Para bruder dan suster hendaknya juga mengadakan reorientasi berdasarkan pada karisma khusus dalam karya perutusan mereka. Yang perlu diperhatikan adalah tiga kekuatan mendasar dari setiap pribadi yaitu: kepemilikan (harta), cinta, dan keberadaan diri (proses menjadi). a) Kekuatan untuk memiliki harta atau kepemilikan, para bruder dan suster mengucapkan kaul kemiskinan, yang menuntut mereka untuk berkarya, berbagi, dan menikmatinya dalam persekutuan. Mereka menghayati realitas kehidupan sebagai manusia dan menekankan tentang pentingnya bersolidaritas. b) Kekuatan untuk mencintai, mereka mengucapkan kaul wadat, yang memberikan ruang yang lebih luas untuk membangun persaudaraan sejati. Kaul ini diwujudnyatakan juga dengan kesediaan untuk berkarya kepada mereka yang sangat membutuhkan, berdasarkan pada karisma, di dalam persaudaraan dan pertemanan sejati. Mereka berbagi pelayanan dalam bidang pendidikan dan pelayanan penuh persaudaraan. c) Kekuatan keberadaan diri, proses menjadi berarti proses pertumbuhan dan perkembangan pribadi seseorang dengan cara yang unik. Perkembangan pribadi dalam hal ini dituntun oleh kaul ketaatan, hanya demi optimalnya melaksanakan kehendak Allah. Pertumbuhan dan perkembangan kepribadian mereka menuju pada kekudusan, menjadi hal yang mendasar dalam menjalani hidup mereka sebagai religius awam.

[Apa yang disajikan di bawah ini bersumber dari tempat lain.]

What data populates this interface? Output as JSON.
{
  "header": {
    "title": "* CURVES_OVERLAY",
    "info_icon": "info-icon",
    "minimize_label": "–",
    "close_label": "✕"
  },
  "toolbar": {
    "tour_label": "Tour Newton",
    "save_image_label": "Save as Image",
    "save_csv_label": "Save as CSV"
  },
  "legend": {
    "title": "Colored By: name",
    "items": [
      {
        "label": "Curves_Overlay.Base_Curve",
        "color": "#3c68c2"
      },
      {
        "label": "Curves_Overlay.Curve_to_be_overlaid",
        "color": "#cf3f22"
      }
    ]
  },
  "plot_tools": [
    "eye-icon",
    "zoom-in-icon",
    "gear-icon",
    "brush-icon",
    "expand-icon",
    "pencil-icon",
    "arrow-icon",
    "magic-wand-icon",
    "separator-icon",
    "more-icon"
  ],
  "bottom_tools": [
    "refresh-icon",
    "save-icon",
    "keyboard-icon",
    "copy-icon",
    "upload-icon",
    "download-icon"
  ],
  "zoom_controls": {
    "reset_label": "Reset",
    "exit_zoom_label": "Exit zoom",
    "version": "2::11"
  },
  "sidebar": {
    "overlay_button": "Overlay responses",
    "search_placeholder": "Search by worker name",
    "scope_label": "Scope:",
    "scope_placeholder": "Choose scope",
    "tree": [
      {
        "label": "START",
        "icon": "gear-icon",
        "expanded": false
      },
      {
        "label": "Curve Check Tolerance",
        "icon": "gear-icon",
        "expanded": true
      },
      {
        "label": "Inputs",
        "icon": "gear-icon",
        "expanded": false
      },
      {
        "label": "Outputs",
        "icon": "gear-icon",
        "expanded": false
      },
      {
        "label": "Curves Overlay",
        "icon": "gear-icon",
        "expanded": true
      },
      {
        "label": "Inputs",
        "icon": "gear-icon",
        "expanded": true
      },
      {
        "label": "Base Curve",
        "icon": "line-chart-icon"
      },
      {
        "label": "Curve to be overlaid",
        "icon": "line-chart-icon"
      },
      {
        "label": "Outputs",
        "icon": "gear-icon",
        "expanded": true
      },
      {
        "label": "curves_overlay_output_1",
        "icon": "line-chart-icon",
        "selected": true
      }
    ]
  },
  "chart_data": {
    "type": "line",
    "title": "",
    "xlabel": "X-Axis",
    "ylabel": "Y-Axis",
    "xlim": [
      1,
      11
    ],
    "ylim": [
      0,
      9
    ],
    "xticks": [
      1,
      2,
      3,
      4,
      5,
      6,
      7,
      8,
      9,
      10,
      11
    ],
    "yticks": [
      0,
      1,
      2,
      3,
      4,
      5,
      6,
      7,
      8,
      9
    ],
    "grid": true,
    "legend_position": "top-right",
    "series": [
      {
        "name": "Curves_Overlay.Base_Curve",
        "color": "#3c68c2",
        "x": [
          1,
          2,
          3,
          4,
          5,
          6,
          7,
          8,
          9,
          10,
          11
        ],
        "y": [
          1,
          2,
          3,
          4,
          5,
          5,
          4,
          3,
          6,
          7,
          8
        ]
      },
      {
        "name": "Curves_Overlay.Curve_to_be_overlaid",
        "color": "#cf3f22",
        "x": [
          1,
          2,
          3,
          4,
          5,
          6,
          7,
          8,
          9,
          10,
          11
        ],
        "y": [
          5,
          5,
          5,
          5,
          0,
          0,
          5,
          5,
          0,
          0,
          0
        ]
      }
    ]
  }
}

Mereka menyebut diri “Bruder dan Suster”, yang sangat berkaitan dengan persaudaraan dan persekutuan dalam komunitas. Kaul kemiskinan dan ketaatan dan khususnya wadat adalah sarana yang ampuh dan khas untuk mencapai persaudaraan sejati sesuai dengan cita-cita Injil. Yang paling mendasar dalam hidup persekutuan di dalam komunitas adalah mendengarkan “Sabda Tuhan” bersama- sama dan dalam kesatuan. Sabda Tuhan menjadi pedoman utama dalam hidup dan karya mereka, dan menjadi alasan utama mengapa mewartakan karya keselamatan. Mereka hendaknya menjadi “manusia bagi Tuhan” dan “manusia bagi sesama”.
Kehidupan religius awam lebih penting untuk menghidupi aspek kenabian mereka dan memberikan kesaksian tentang dunia yang akan datang, tentang Kerajaan Allah. Oleh karena itu, di dunia yang semakin modern ini, mereka lebih ditantang untuk: a) memiliki pengalaman yang mendalam akan Allah secara pribadi dan kepekaan yang besar akan hidup persekutuan di dalam komunitas; b) mampu menjadi pribadi yang integral dan seimbang dengan kekuatan dan kelemahan yang dimiliki, sehingga mampu menunjukkan diri secara jelas mengenai pembaktian diri mereka secara total kepada Tuhan dan kepada sesama; c) disiapkan sungguh- sungguh, seperti para nabi, untuk mampu melakukan pembedaan Roh, membaca tanda-tanda zaman, sehingga tanggapan mereka terhadap kebutuhan sekitar menjadi tepat sesuai dengan kehendak Tuhan dan karisma khusus mereka; d) terlibat di dalam kehidupan masyarakat dan demi pewartaan Sabda, peka akan masalah-masalah di dalam masyarakat, kebutuhan-kebutuhan mendesak dan terjadinya perpecahan-perpecahan di dalam masyarakat; e) hadir di dalam dunia sebagai tanda karena penghayatan mereka akan nilai-nilai Injil tentang persaudaraan dalam hidup dan karya kerasulan mereka, dalam relasi-relasi manusiawi mereka. Mereka hendaknya selalu berusaha untuk memperbaharui diri dengan mengikuti inspirasi gerak Roh Kudus. Namun pembaharuan tersebut, tetap didasarkan pada sejarah awal kongregasi dan semangat para pendiri mereka, dengan menyesuaikan pada cara dan corak hidup serta karya di dunia modern. Selalu berkembang dan bertumbuh sesuai dengan tanda-tanda zaman tanpa kehilangan jati diri melalui sejarah awal kongregasi dan karisma pendiri.